Chinese authorities on Thursday reported dozens of new infections, bringing the confirmed total to 571. About 5,000 people remain under medical observation.
Countries have intensified efforts to stop the spread of the pathogen—known by its technical name 2019 Novel Coronavirus (2019-nCoV).
Passengers are facing screening measures at five US airports and a host of transport hubs across Asia.
European airports from London to Moscow have also stepped up checks and Nigeria, which has many citizens working in China, said it would start checks at entry points.
In Australia, passengers on one of the last flights out of Wuhan said they were met by biosecurity officials who briefed them on the symptoms of the virus.
Tedros, the WHO chief, on Wednesday indicated the situation was not escalating out of control, saying there was “stability” for the moment.
“We don’t see any significant variation but at the same time we also believe that we have to be cautious,” he said.
Tedros also praised China’s openness about the outbreak as “commendable.”
But a senior US State Department official said Washington was “still concerned” about transparency in the Chinese government.
During the SARS epidemic, the Chinese government took months to report the disease and initially denied WHO experts access to southern Guangdong province, where it originated.
One of the last flights out of the epidemic-hit Chinese city of Wuhan was met by biosecurity officials as it landed in Australia on Thursday, as a global effort to contain the outbreak ramps up.
Mask-wearing passengers said they were questioned by health officials who briefed them on the symptoms of the novel coronavirus and handed out leaflets explaining how to respond if they noticed symptoms of the contagious disease.
“They suggested (that) everyone wear their masks, and actually everyone (already) wear their masks … even the flight crew,” said Kevin Ouyang, a 40-year-old father of two who was returning to his Sydney home after a business trip to China.

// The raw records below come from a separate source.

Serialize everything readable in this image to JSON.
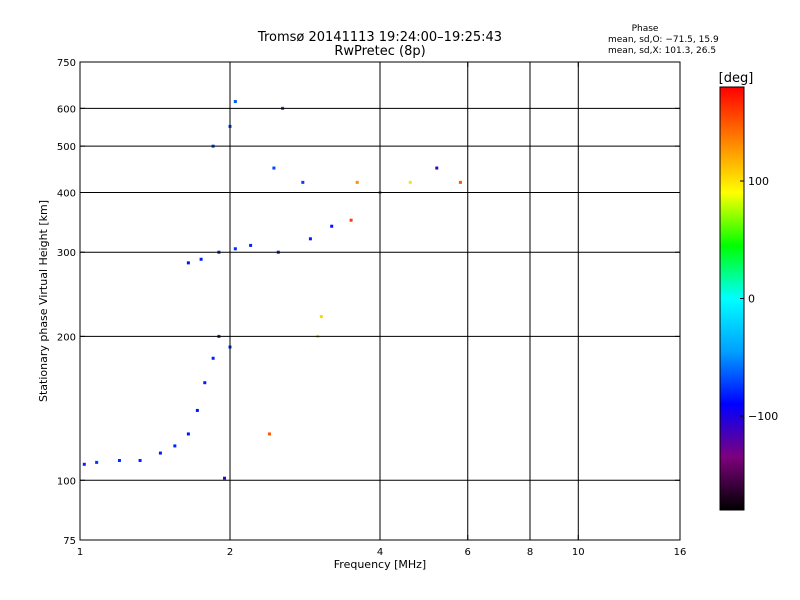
{
  "chart_data": {
    "type": "scatter",
    "title": "Tromsø 20141113 19:24:00–19:25:43",
    "subtitle": "RwPretec (8p)",
    "phase_info": {
      "heading": "Phase",
      "line_o": "mean, sd,O: −71.5, 15.9",
      "line_x": "mean, sd,X: 101.3, 26.5"
    },
    "xlabel": "Frequency [MHz]",
    "ylabel": "Stationary phase Virtual Height [km]",
    "x_scale": "log",
    "y_scale": "log",
    "xlim": [
      1,
      16
    ],
    "ylim": [
      75,
      750
    ],
    "x_ticks": [
      1,
      2,
      4,
      6,
      8,
      10,
      16
    ],
    "x_tick_labels": [
      "1",
      "2",
      "4",
      "6",
      "8",
      "10",
      "16"
    ],
    "y_ticks": [
      75,
      100,
      200,
      300,
      400,
      500,
      600,
      750
    ],
    "y_tick_labels": [
      "75",
      "100",
      "200",
      "300",
      "400",
      "500",
      "600",
      "750"
    ],
    "grid_x": [
      2,
      4,
      6,
      8,
      10
    ],
    "grid_y": [
      100,
      200,
      300,
      400,
      500,
      600
    ],
    "colorbar": {
      "label": "[deg]",
      "range": [
        -180,
        180
      ],
      "ticks": [
        100,
        0,
        -100
      ],
      "tick_labels": [
        "100",
        "0",
        "−100"
      ],
      "colormap": [
        "#000000",
        "#7d007d",
        "#0000ff",
        "#00a0ff",
        "#00ffff",
        "#00ff00",
        "#ffff00",
        "#ff8000",
        "#ff0000"
      ]
    },
    "series": [
      {
        "points": [
          {
            "x": 1.02,
            "y": 108,
            "phase": -80
          },
          {
            "x": 1.08,
            "y": 109,
            "phase": -75
          },
          {
            "x": 1.2,
            "y": 110,
            "phase": -78
          },
          {
            "x": 1.32,
            "y": 110,
            "phase": -80
          },
          {
            "x": 1.45,
            "y": 114,
            "phase": -82
          },
          {
            "x": 1.55,
            "y": 118,
            "phase": -80
          },
          {
            "x": 1.65,
            "y": 125,
            "phase": -85
          },
          {
            "x": 1.72,
            "y": 140,
            "phase": -85
          },
          {
            "x": 1.78,
            "y": 160,
            "phase": -82
          },
          {
            "x": 1.85,
            "y": 180,
            "phase": -80
          },
          {
            "x": 1.9,
            "y": 200,
            "phase": -78
          },
          {
            "x": 2.0,
            "y": 190,
            "phase": -75
          },
          {
            "x": 1.65,
            "y": 285,
            "phase": -85
          },
          {
            "x": 1.75,
            "y": 290,
            "phase": -82
          },
          {
            "x": 1.9,
            "y": 300,
            "phase": -80
          },
          {
            "x": 2.05,
            "y": 305,
            "phase": -78
          },
          {
            "x": 2.2,
            "y": 310,
            "phase": -80
          },
          {
            "x": 2.5,
            "y": 300,
            "phase": -80
          },
          {
            "x": 2.9,
            "y": 320,
            "phase": -82
          },
          {
            "x": 3.2,
            "y": 340,
            "phase": -85
          },
          {
            "x": 1.85,
            "y": 500,
            "phase": -70
          },
          {
            "x": 2.0,
            "y": 550,
            "phase": -70
          },
          {
            "x": 2.05,
            "y": 620,
            "phase": -65
          },
          {
            "x": 2.45,
            "y": 450,
            "phase": -70
          },
          {
            "x": 2.55,
            "y": 600,
            "phase": -68
          },
          {
            "x": 2.8,
            "y": 420,
            "phase": -72
          },
          {
            "x": 1.95,
            "y": 101,
            "phase": -110
          },
          {
            "x": 3.0,
            "y": 200,
            "phase": 100
          },
          {
            "x": 3.05,
            "y": 220,
            "phase": 105
          },
          {
            "x": 2.4,
            "y": 125,
            "phase": 150
          },
          {
            "x": 3.5,
            "y": 350,
            "phase": 160
          },
          {
            "x": 3.6,
            "y": 420,
            "phase": 130
          },
          {
            "x": 4.0,
            "y": 400,
            "phase": 120
          },
          {
            "x": 4.6,
            "y": 420,
            "phase": 100
          },
          {
            "x": 5.2,
            "y": 450,
            "phase": -110
          },
          {
            "x": 5.8,
            "y": 420,
            "phase": 150
          }
        ]
      }
    ]
  }
}
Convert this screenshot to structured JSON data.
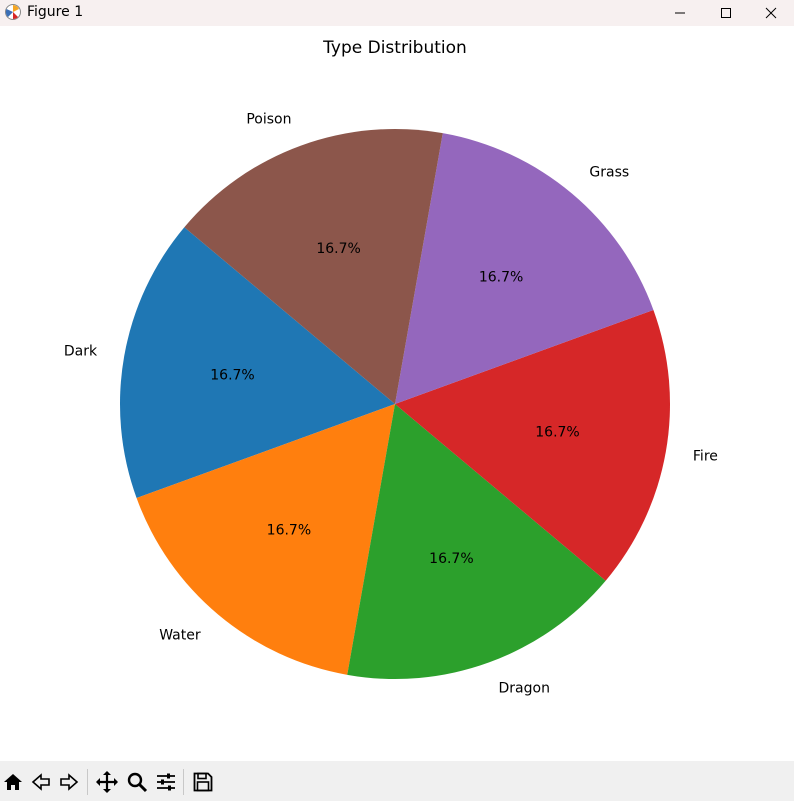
{
  "window": {
    "title": "Figure 1",
    "controls": [
      "minimize",
      "maximize",
      "close"
    ]
  },
  "toolbar": {
    "tools": [
      "home-icon",
      "back-icon",
      "forward-icon",
      "pan-icon",
      "zoom-icon",
      "configure-subplots-icon",
      "save-icon"
    ]
  },
  "chart_data": {
    "type": "pie",
    "title": "Type Distribution",
    "labels": [
      "Dark",
      "Water",
      "Dragon",
      "Fire",
      "Grass",
      "Poison"
    ],
    "values": [
      1,
      1,
      1,
      1,
      1,
      1
    ],
    "percent_labels": [
      "16.7%",
      "16.7%",
      "16.7%",
      "16.7%",
      "16.7%",
      "16.7%"
    ],
    "colors": [
      "#1f77b4",
      "#ff7f0e",
      "#2ca02c",
      "#d62728",
      "#9467bd",
      "#8c564b"
    ],
    "start_angle_deg": 140,
    "direction": "counterclockwise",
    "legend": "none"
  }
}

Australia’s chief medical officer, Brendan Murphy, said no ill passengers had been found on the flight, which left Wuhan shortly before Chinese authorities placed the city under quarantine and barred all departing aircraft.
In Hong Kong, officials announced they would convert two-holiday parks to isolate any potential cases while they await test results.
“We will have a full team of staff to operate the quarantine camps,” Wong Ka-hing, the director of the Center for Health Protection, told reporters.
Wong said three people who had come into close contact with the two confirmed cases would be taken to a camp in rural Sai Kung district later Thursday.
Another holiday camp, a former British military barracks on Hong Kong island, was being prepared to serve as a quarantine facility.